El estudio socio-técnico de los mecanismos de
control, captados en su aurora, debería ser categorial y describir lo que está instalándose
en vez de los espacios de encierro disciplinarios, cuya crisis todos anuncian.
Puede ser que viejos medios, tomados de las sociedades de soberanía, vuelvan a
la escena, pero con las adaptaciones necesarias. Lo que importa es que estamos
al principio de algo. En el régimen de
prisiones: la búsqueda de penas de “sustitución”, al menos para la pequeña
delincuencia, y la utilización de collares electrónicos que imponen al
condenado la obligación de quedarse en su casa a determinadas horas. En el régimen de las escuelas: las formas de
evaluación continua, y la acción de la formación permanente sobre la escuela,
el abandono concomitante de toda investigación en la Universidad, la
introducción de la “empresa” en todos los niveles de escolaridad. En el régimen de los hospitales: la nueva
medicina “sin médico ni enfermo” que diferencia a los enfermos potenciales y
las personas de riesgo, que no muestra, como se suele decir, un progreso hacia
la individualización, sino que sustituye el cuerpo individual o numérico por la
cifra de una materia “dividual” que debe ser controlada. En el régimen de la empresa: los nuevos
tratamientos del dinero, los productos y los hombres, que ya no pasan por la
vieja forma-fábrica. Son ejemplos bastante ligeros, pero que permitirían
comprender mejor lo que se entiende por crisis de las instituciones, es decir
la instalación progresiva y dispersa de un nuevo régimen de dominación. Una de
las preguntas más importantes concierne a la ineptitud de los sindicatos:
vinculados durante toda su historia a la lucha contra las disciplinas o en los
lugares de encierro (¿podrán adaptarse o dejarán su lugar a nuevas formas de
resistencia contra las sociedades de control?). ¿Podemos desde ya captar los
esbozos de esas formas futuras, capaces de atacar las maravillas del marketing?

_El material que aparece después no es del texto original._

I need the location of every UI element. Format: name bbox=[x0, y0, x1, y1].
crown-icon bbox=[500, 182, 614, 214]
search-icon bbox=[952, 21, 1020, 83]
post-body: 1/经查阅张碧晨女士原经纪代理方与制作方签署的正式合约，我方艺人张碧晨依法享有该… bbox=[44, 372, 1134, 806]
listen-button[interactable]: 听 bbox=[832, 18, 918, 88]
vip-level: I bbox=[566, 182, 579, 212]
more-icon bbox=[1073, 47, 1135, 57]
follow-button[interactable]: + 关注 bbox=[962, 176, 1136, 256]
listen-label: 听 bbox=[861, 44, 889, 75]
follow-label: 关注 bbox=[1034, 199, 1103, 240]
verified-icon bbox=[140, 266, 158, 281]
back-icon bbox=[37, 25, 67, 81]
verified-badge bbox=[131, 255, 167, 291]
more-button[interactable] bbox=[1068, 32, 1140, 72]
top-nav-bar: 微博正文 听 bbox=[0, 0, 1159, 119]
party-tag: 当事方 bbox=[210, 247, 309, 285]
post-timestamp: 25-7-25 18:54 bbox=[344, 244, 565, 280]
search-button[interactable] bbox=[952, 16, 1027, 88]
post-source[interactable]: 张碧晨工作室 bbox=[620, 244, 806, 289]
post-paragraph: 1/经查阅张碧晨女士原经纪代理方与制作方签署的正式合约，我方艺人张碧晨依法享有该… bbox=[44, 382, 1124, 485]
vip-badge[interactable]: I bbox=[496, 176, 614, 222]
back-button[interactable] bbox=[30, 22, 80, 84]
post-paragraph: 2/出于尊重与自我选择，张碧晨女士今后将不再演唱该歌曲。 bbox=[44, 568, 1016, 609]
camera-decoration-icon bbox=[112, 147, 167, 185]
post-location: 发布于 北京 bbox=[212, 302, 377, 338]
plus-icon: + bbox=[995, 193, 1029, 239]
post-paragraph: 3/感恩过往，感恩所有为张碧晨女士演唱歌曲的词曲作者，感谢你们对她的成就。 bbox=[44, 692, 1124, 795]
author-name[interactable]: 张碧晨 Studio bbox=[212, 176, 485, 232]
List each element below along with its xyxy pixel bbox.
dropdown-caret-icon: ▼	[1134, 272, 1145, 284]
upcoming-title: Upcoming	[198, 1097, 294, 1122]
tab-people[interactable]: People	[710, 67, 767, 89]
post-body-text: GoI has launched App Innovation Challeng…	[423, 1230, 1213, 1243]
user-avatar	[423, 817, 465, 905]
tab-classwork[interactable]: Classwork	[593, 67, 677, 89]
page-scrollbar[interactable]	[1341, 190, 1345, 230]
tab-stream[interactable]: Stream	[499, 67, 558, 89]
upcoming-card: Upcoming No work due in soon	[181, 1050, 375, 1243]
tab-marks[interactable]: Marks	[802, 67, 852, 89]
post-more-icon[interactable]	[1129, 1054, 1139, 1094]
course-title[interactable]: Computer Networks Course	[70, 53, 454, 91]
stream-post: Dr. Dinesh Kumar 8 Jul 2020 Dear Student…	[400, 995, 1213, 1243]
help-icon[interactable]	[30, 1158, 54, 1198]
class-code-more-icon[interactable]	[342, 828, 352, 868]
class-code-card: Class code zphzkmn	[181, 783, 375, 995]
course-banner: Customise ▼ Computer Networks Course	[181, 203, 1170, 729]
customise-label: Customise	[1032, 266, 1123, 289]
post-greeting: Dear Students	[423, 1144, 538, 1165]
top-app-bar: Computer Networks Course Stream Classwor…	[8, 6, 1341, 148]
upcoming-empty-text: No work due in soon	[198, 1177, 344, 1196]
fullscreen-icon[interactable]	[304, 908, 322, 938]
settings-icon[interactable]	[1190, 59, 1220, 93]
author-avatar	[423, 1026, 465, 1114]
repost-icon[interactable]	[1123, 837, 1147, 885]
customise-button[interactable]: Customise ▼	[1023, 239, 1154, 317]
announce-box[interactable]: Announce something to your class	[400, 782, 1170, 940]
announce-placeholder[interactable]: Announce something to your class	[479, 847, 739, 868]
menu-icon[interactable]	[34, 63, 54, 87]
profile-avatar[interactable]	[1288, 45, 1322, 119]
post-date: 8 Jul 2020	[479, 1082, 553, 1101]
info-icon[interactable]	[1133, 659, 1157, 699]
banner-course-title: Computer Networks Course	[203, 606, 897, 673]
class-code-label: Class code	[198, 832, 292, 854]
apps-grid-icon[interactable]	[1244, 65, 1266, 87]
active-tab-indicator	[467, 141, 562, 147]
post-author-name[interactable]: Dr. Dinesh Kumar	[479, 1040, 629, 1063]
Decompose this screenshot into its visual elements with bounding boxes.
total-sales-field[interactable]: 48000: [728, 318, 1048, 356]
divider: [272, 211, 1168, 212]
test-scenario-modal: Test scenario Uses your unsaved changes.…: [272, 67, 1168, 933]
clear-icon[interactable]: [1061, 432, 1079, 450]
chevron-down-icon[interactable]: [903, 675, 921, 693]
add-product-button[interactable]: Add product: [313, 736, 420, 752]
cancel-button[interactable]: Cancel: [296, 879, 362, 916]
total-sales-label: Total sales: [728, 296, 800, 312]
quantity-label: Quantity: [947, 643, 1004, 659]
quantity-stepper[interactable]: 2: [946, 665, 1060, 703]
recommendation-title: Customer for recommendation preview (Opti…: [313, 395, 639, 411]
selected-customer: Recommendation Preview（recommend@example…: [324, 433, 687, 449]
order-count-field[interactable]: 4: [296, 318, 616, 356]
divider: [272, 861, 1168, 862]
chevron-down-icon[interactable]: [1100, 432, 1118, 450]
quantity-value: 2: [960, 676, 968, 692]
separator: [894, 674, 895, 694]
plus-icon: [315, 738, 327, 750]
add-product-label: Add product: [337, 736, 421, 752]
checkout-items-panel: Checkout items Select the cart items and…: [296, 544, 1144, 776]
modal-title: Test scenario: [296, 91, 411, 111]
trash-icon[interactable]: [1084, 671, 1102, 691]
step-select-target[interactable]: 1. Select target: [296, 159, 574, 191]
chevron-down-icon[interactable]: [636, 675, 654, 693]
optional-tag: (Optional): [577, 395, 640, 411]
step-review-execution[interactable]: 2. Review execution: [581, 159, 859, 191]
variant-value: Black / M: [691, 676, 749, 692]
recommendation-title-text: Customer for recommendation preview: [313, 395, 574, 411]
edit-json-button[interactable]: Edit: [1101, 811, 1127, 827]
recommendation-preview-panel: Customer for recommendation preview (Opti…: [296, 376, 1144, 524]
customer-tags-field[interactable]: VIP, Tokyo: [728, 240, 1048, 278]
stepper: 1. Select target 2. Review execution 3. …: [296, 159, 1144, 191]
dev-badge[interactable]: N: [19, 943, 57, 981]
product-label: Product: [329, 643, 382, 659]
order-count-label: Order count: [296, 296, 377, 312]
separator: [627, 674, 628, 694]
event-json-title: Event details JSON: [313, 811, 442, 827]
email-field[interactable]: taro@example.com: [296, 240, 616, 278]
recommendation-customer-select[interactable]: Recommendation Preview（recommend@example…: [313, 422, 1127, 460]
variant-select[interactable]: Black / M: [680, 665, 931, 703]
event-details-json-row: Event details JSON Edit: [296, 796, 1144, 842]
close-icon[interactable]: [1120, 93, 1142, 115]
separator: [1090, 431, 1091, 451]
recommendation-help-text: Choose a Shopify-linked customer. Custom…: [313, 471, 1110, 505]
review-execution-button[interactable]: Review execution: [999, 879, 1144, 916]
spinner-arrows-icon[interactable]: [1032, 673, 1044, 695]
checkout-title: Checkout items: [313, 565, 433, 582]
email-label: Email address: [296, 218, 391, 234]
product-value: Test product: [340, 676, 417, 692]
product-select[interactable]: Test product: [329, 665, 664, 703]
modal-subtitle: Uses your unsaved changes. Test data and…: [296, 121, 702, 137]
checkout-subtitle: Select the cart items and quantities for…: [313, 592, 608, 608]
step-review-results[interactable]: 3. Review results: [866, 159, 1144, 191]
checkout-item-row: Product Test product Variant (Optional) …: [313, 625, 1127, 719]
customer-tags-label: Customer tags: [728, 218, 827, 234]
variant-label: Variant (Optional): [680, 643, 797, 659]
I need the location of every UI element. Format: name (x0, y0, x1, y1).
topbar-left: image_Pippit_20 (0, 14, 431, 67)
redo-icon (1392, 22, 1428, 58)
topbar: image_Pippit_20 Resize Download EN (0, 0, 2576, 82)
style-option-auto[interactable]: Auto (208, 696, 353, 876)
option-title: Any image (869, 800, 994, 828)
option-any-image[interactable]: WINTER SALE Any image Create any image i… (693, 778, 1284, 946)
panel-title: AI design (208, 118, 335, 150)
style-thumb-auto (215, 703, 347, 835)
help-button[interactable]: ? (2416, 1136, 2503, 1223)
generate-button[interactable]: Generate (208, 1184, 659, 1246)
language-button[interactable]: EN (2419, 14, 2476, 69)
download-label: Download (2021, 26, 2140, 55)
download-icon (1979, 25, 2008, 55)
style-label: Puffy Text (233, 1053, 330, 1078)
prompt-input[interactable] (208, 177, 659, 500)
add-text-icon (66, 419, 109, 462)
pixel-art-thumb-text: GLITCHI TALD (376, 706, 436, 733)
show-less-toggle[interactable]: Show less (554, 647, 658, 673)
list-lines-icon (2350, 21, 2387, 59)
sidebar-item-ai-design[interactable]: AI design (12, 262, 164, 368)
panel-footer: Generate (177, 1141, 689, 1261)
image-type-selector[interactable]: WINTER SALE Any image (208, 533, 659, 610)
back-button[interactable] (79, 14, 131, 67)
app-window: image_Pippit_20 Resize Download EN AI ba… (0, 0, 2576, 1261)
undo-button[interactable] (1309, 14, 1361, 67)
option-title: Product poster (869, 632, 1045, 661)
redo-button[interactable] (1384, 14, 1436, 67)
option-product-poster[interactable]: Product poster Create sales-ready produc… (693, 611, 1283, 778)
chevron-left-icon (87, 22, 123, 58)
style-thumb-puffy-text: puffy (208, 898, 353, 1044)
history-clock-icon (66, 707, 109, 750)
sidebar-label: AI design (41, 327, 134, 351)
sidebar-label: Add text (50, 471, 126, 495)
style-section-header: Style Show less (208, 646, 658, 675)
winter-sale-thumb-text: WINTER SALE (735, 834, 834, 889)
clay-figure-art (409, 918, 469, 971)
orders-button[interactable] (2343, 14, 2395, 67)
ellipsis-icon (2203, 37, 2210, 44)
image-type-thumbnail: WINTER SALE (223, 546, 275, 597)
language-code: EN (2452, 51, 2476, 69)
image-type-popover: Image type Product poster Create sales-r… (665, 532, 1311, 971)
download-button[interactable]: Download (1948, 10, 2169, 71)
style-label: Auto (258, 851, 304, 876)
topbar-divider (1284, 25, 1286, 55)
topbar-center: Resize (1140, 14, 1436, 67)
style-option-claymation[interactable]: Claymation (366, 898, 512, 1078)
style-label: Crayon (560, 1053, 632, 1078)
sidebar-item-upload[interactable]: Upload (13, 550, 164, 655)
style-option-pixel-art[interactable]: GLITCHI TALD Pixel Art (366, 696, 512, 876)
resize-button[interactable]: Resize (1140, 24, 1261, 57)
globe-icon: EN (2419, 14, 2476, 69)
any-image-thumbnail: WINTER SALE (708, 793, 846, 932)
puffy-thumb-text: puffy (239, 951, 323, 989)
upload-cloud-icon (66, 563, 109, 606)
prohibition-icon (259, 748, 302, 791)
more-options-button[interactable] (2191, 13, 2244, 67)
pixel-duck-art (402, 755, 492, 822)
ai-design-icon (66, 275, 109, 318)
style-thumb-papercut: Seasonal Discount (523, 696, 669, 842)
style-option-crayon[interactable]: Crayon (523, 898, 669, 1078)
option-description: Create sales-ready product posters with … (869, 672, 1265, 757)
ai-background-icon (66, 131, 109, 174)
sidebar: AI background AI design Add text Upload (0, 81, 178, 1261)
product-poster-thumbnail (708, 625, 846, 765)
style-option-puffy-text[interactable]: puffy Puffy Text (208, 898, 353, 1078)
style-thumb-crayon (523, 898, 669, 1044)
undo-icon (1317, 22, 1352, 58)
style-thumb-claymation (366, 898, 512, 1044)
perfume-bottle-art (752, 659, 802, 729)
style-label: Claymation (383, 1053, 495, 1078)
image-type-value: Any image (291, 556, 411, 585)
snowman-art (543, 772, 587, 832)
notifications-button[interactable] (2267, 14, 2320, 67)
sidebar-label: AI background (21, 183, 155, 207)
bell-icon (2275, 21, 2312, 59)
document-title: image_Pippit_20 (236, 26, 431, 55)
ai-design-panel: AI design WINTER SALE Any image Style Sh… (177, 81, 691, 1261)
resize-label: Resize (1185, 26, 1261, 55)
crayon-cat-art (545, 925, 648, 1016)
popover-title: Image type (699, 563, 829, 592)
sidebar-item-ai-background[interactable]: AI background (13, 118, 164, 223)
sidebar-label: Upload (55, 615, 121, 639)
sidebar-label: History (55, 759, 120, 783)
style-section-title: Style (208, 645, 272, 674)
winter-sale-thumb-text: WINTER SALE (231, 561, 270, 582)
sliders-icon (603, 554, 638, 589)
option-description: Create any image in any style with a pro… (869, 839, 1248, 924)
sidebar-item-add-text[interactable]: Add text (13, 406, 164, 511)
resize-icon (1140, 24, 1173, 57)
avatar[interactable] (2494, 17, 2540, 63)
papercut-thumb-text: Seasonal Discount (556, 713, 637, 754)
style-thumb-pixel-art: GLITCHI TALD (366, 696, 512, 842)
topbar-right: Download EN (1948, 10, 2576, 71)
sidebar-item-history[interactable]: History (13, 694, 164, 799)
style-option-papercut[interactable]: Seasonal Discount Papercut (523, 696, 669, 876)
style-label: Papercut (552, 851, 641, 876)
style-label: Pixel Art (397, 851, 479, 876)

Muchos jóvenes reclaman extrañamente ser “motivados”, piden más cursos, más
formación permanente: a ellos corresponde descubrir para qué se los usa, como
sus mayores descubrieron no sin esfuerzo la finalidad de las disciplinas. Los
anillos de una serpiente son aún más complicados que los agujeros de una
topera.
Gilles Deleuze: “Posdata sobre las sociedades de
control”,
en Christian Ferrer (Comp.) El lenguaje literario, Tº 2, Ed. Nordan, Montevideo, 1991.